Dia juga menyayangkan masih adanya pihak yang hanya fokus pada konsumsi rumah tangga dan belanja pemerintah, tapi enggan melihat kontribusi dari sisi investasi.
Sementara itu, Asosiasi Pengusaha Indonesia (Apindo) masih melihat fenomena pelemahan daya beli masyarakat di tengah rilis data pertumbuhan ekonomi 5,12 persen pada kuartal II 2025.
Ketua Umum Apindo, Shinta Kamdani mengatakan konsumsi masyarakat hingga saat ini masih menjadi penopang dalam mengkalkulasi data pertumbuhan ekonomi, di samping investasi, belanja pemerintah, serta ekspor-impor.
"Kita melihat kondisi lapangan seperti apa, tentunya pelemahan daya beli ya ada, kita masih melihat itu.
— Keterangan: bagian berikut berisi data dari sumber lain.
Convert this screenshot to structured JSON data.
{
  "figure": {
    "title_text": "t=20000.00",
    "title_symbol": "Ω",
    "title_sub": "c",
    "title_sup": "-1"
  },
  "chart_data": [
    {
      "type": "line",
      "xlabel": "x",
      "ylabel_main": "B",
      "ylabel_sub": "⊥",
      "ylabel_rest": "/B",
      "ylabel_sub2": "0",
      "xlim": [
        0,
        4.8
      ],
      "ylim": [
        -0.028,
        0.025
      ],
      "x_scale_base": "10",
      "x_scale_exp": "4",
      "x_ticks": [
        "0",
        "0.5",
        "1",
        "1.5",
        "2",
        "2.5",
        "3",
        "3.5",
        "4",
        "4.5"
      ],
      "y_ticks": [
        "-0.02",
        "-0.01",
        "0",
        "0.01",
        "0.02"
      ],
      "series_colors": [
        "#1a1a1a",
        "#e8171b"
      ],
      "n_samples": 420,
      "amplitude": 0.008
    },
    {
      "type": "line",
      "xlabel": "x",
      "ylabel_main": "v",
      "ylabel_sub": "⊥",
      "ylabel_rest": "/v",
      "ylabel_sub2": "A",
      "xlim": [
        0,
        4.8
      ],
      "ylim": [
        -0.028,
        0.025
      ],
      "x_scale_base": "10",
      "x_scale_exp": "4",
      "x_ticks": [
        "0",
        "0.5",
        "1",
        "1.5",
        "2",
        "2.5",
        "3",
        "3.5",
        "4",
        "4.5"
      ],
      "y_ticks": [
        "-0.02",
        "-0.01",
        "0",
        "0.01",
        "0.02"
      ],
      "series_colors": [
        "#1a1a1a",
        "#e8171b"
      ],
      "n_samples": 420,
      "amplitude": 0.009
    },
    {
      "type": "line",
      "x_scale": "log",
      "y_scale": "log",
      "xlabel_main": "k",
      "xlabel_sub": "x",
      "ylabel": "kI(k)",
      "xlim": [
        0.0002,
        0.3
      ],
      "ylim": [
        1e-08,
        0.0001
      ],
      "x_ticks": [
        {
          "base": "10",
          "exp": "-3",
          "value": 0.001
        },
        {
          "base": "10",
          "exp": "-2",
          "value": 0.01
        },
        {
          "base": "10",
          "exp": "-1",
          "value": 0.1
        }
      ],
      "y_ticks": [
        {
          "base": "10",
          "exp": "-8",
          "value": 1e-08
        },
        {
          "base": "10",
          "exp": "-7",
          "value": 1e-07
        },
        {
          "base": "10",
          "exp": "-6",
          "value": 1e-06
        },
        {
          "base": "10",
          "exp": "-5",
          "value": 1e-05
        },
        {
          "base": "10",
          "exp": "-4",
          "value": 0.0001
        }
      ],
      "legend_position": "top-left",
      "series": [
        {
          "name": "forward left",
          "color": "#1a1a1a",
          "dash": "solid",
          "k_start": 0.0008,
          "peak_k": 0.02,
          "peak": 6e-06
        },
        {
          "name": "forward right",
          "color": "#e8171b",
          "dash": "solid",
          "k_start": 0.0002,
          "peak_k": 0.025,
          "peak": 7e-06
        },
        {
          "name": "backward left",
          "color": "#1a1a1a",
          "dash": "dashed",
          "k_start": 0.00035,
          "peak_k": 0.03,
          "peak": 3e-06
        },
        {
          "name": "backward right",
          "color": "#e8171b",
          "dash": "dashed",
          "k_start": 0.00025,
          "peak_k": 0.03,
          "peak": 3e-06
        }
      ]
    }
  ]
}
Tapi kemarin ada juga digulirkan insentif-insentif, nah apakah itu sudah mulai berhasil? tugas kami memberikan masukan," ujarnya saat ditemui pada acara Pelepasan Retret Pengusaha di Lanud Halim, Jumat (8/8/2025).
Shinta mengatakan saat ini para ekonom juga masih melakukan analisa lebih jauh untuk menanggapi data pertumbuhan ekonomi sebesar 5,12 persen pada kuartal II 2025. Sebab sebagian ekonom menilai, pertumbuhan ekonomi Indonesia yang selama ini ditopang dari konsumsi rumah tangga justru menguat di tengah daya beli masyarakat yang masih mengalami tekanan.
"Kami juga menanti ya, mungkin para ekonom juga sedang menganalisa lebih lanjut. Tapi bagi kami, kami siap mengawal di dalam negeri, apa yang perlu perbaikan dan apa yang dibutuhkan lebih lanjut," kata Shinta.
Meski demikian, Shinta Kamdani melihat kinerja investasi dalam negeri pada kuartal II menunjukan angka progresif. Berdasarkan catatan Kementerian Investasi/BKPM, realisasi investasi pada kuartal II 2025 tembus Rp477,7 triliun atau tumbuh 11 persen jika dibandingkan dengan periode yang sama tahun sebelumnya.
"Kalau kita melihat pertumbuhan ekonomi kan dasarnya macam-macam, ada investasi, kalau kita lihat realisasi investasi kan bagus. Kemudian ada konsumsi, belanja pemerintah, dan ekspor-impor," pungkas Shinta.